Daß in einer Zeit der Parteien keine Bestrebung undankbarer sein werde, als die zur Unparteilichkeit, darüber gab sich Rolland von allem Anbeginn keinem Zweifel hin. »Die Kämpfer sind heute nur in einem einig: alle jene zu hassen, die sich weigern, mitzuhassen. Wer nicht delirieren will wie die andern, wird verdächtig. Und in diesen Zeiten, da die Justiz sich nicht Zeit nimmt, Prozesse gründlich zu verfolgen, ist jeder Verdächtige schon ein Verräter. Wer darauf besteht, inmitten des Krieges den Frieden zwischen den Menschen zu verteidigen, der muß wissen, daß er seinen Glauben, seinen Namen, seine Ruhe, sein Ansehen und selbst seine Freundschaften aufs Spiel setzt. Aber was wäre eine Überzeugung wert, für die man nichts wagen wollte?« Rolland weiß also, daß der Platz zwischen den Fronten der gefährlichste ist, er weiß, was ihn erwartet, aber gerade die Gefahr stählt sein Gewissen. »Ist es tatsächlich nötig, wie die Volksweisheit sagt, den Krieg im Frieden vorzubereiten, so ist es nicht minder nötig, den Frieden im Krieg vorzubereiten. Diese Aufgabe scheint mir jenen zugeteilt, die sich selbst außerhalb des Gefechtes befinden und die durch ihr geistiges Leben nähere Verbindung mit dem Weltganzen haben – diese kleine Laienkirche, die heute besser als die andere ihren Glauben an die Einheit des menschlichen Gedankens bewahrt hat und für die alle Menschen Söhne des selben Vaters sind. Bringt es diese Überzeugung mit sich, daß wir beschimpft werden, so sind die Beschimpfungen eine Ehre für uns, die wir vor der Zukunft rechtfertigen werden.«

Man sieht: Rolland war sich des Widerspruches im voraus bewußt. Aber die Wut der Angriffe gegen ihn übertrifft in erschreckender Weise alle Erwartungen. Die erste Welle kommt aus Deutschland. Die Stelle im Briefe an Gerhart Hauptmann: »Seid ihr Enkel Goethes oder Attilas?« und einige andere finden zorniges Echo. Ein Dutzend Professoren und literarische Schwätzer fühlen sich sofort bemüßigt, die französische Anmaßung zu »züchtigen«, und in der »Deutschen Rundschau« enthüllt ein engstirniger Alldeutscher das große Geheimnis, daß der Johann Christof unter der Heimtücke von Neutralität der gefährlichste Angriff Frankreichs auf den deutschen Geist gewesen sei.

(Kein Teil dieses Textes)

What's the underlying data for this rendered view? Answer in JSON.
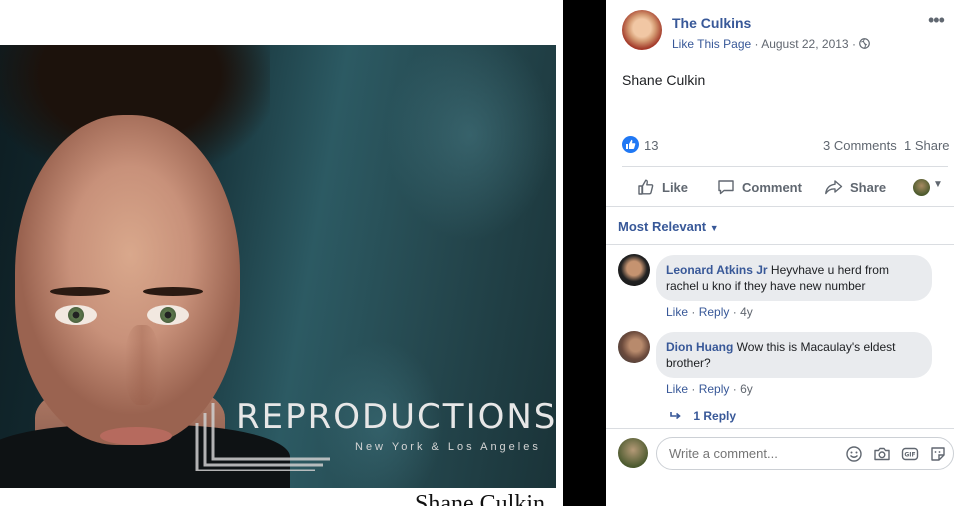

Aber diesen Wutausbrüchen geben die französischen nichts nach, sobald der Aufsatz »Au-dessus de la Mêlée« oder eigentlich bloß die Kunde davon bekannt geworden war. Denn französische Blätter durften zunächst – wer versteht dies heute noch? – dieses Manifest gar nicht abdrucken; die ersten Fragmente lernte man aus den Angriffen kennen, die Rolland als einen Verderber des Patriotismus an den Pranger stellten, eine Aufgabe, vor der Professoren der Sorbonne und Historiker von Ruf nicht zurückschreckten. Aus den einzelnen Angriffen wurde bald eine systematische Kampagne, statt Zeitungsartikel erschienen Broschüren und schließlich sogar das dicke Buch eines Hinterlandshelden mit tausend Beweisen, Photographien, Zitaten – ein ganzes Dossier, das seine Absicht gar nicht verhehlte, Material für einen Prozeß zusammenzustellen. Die niedrigsten Verleumdungen werden nicht gespart, wie die, Rolland sei während des Krieges dem deutschen Verein »Neues Vaterland« beigetreten, er sei Mitarbeiter deutscher Zeitungen, sein amerikanischer Verleger ein Agent des Kaisers, eine Broschüre beschuldigt ihn der bewußten Fälschung von Daten: und zwischen diesen offen ausgesprochenen Verleumdungen schimmern zwischen den Zeilen noch gefährlichere. Alle Zeitungen, mit Ausnahme einiger kleiner radikaler Blätter, schließen sich zusammen zu einem Boykott, keine Pariser Zeitung wagt eine Berichtigung zu bringen, triumphierend verkündet ein Professor: »Cet auteur ne se lit plus en France«, »dieser Autor wird in Frankreich nicht mehr gelesen«. Ängstlich rücken die Kameraden von dem Verfemten ab, einer seiner ältesten Jugendfreunde, der »ami de la première heure«, jener »Freund von der ersten Stunde«, dem Rolland eines seiner Werke gewidmet hatte, versagt in diesem entscheidenden Zeitpunkt und läßt ein schon vorbereitetes, schon gedrucktes Buch über Rolland ängstlich einstampfen. Auch der Staat zielt immer schärfer auf den Unerschrockenen hin: vergeblich sendet er seine Agenten um »Material«, und in einer Reihe von »Defaitistenprozessen« visiert er deutlich Rolland, dessen Buch der Tiger der Anklageprozesse, Leutnant Mornet, öffentlich »abominable« nennt. Nur die Autorität seines Namens, die Unantastbarkeit seines offenen Lebens, die Einsamkeit seines Kampfes, die sich nie in unreine Gemeinschaft verstrickt, machen den Angebern und Hetzern den wohlbereiteten Plan zunichte, Rolland neben Abenteurern und kleinen Spionen auf der Anklagebank zu sehen.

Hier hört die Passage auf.